SUBMISSION FOR PROMOTION GREATER INCLUSIVENESS IN PRIMARY SCHOOLS
Submitted by Dr. Paul J. Ennis on behalf of the Humanist Association of Ireland.
1. Executive Summary
The Humanist Association of Ireland wishes to raise some concerns regarding the Amendment of Section 15 (2) (d) of the Education Act. In particular, we wish to focus on how it fails to adequately address the needs of secular, non-religious citizens of the State. We are concerned that the act fails to adequately address structural problems relating to questions of equality in the Irish education system. Although we recognise the Department’s ambition is to develop a stronger sense of inclusion we believe the current approach is misguided.
Our major concern is that it overlooks a more direct solution to the problem of social inclusion. Such a solution would entail the development of secular schooling that does not discriminate nor separate children according to religious or non-religious beliefs. We wish to see the division between belief-systems eliminated such that there is a real opportunity to develop a broad secular ethos that transcends religious and non-religious boundaries but nevertheless is applicable to both. This is especially important for Ireland’s future development as a multicultural Republic that is open-minded toward all its citizens.
2. The Humanist Association of Ireland (HAI)
The Humanist Association of Ireland (HAI) is an organisation that has as its aims the promotion of the ideals of Humanism and assuring the equality of rights and parity of esteem for those citizens of Ireland who do not subscribe to a religion. Humanism is a positive ethical philosophy of life based on concern for humanity in general and for individuals in particular.
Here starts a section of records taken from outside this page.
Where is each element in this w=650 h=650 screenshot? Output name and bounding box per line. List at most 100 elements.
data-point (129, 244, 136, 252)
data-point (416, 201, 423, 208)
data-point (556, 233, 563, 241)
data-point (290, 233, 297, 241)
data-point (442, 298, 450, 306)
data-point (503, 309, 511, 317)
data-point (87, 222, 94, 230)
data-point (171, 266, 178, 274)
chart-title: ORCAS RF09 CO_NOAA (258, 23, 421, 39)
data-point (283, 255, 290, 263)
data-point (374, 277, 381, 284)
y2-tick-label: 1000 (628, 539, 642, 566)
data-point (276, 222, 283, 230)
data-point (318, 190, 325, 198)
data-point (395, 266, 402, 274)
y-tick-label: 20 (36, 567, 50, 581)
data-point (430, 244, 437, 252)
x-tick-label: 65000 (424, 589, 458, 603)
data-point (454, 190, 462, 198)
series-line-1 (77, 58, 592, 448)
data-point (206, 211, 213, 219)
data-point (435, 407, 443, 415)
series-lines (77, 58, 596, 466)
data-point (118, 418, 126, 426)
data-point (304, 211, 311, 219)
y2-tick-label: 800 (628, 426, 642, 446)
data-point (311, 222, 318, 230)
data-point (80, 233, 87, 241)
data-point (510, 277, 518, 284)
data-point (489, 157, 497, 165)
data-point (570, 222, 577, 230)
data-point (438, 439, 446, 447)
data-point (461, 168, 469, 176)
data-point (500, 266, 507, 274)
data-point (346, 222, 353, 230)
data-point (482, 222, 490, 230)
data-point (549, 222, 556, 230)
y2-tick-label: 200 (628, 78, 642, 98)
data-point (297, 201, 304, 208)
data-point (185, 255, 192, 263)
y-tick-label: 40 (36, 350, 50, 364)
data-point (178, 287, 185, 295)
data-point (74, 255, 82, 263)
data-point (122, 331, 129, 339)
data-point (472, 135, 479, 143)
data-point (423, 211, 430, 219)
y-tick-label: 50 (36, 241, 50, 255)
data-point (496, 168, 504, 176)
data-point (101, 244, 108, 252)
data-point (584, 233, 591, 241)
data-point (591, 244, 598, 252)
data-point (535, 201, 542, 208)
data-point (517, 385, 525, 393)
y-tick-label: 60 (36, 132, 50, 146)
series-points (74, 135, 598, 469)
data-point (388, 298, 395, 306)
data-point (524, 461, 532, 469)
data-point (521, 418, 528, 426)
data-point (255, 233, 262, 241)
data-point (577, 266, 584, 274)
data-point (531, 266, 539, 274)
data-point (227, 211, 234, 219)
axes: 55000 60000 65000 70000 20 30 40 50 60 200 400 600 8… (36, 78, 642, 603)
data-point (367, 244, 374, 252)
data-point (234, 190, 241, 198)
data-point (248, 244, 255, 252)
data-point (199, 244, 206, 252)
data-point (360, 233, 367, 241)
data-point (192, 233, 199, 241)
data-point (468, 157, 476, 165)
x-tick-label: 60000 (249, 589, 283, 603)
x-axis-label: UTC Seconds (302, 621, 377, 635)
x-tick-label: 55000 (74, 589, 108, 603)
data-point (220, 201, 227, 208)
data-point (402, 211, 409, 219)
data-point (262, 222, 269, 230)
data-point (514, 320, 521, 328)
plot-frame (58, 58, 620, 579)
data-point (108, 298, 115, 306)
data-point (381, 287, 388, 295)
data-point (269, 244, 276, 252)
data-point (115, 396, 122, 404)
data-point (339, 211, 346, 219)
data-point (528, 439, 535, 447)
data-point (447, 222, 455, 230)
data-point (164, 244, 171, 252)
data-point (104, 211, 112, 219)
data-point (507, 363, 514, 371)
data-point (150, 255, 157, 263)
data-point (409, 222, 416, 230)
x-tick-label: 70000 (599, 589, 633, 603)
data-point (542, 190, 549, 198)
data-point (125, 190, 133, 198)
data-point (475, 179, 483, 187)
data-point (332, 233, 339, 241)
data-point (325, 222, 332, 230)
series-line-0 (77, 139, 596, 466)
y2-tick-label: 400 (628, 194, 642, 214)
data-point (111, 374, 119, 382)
It is a view of life which combines reason with compassion.
3. Preliminary Concerns
Our first concern is that the amendment leaves in place policies that would allow for discrimination at the enrolment stage against children of non-religious or secular parents. The transference of patronage from broadly Catholic schools to different denominations and religions does not address this problem, but simply repeats the same model with the diversity of new religions existing in the Republic.
In attempting to place the burden of this responsibility on the institutions themselves the State has, in essence, failed to carry out the necessary task of ensuring that no religious group is allowed to discriminate against other religions or those who subscribe to none (‘having no faith’ as described in Section 15 (2) (d) (ii) (IX) of the draft General Scheme for an Education (Admission to Schools) Bill, 2013).
We also believe that a revision is required of Section 7(3) (c) of the Equal Status Act, 2000 which currently ensures the right of schools to admit students on the basis of religious adherence. This is, to us, a clear case of discrimination that should not exist in a secular democracy; particularly in a state-supported school system. The children of the state should be encouraged to develop their belief-systems free from educational bias in as much as this is feasible.
We believe that the state will not have addressed through the proposed amendment the fundamental problem facing all multi-cultural and secular societies in this new century. The fact remains that in aiming to reflect the majority beliefs of specific communities minority beliefs will suffer. It is only in adopting a strictly secular, non-discriminatory approach that this problem can be tackled for only then the system would favour no particular belief system over another.
Here the Republic needs to envision how social inclusion can be ensured over the coming decades and it is clear that fracturing our school system into differing denominations and religions will be counter-productive in the long term. It will instil separateness rather than unity.
The best possible approach in this situation, one that takes seriously religious difference, is the development of a pluralist religious curriculum that emphasises a comparative and non-judgmental approach to both religious and non-religious traditions, the latter including humanism, atheism, and free thought.
We hold that eventually the patronage system should be phased out in favour of the ‘Educate Together’ model. The ultimate aim of this transition should be the phasing-out of religious instruction and faith formation in our nation’s schools in favour of a more pluralist and secular approach. In addition, training in education should be undertaken with secular bodies with no emphasis on traditional forms of religious instruction.
Ultimately the education system should focus on developing strong citizenship skills such that students are capable of navigating the various political, religious, and social issues that they will confront in adulthood. In placing the emphasis on becoming a rounded human-being the student is then free to neutrally assess belief-systems as they enter adulthood.
The school-character or ethos model should also be phased out such that discrimination on the basis of religion or non-religion is no longer pertinent. Religious and non-religious beliefs are matters of private concern and judgement. Our shared values must be the primary focus and these are social rather than religious in nature, as evidenced by the sheer fact of differing religious belief-systems.
We further advocate the removal of religious iconography and imagery from educational institutions. In the contemporary context such symbols are unlikely to represent the entire student body. In particular a suitable symbol for students of no religion would have to be included. Thus we do not believe that introducing more symbols can address this problem; rather it will simply exacerbate it. We believe the same argument holds in relation to any religious exercises.
A similar neutral approach would solve issues surrounding the exemption of children during any religious instruction or extra-curricular events, such as the Catholic Communion and Confirmation services. To that end all religions instructions and faith formation should be carried out by the relevant religious authorities, at times other than during the school period, and at places other than on school facilities.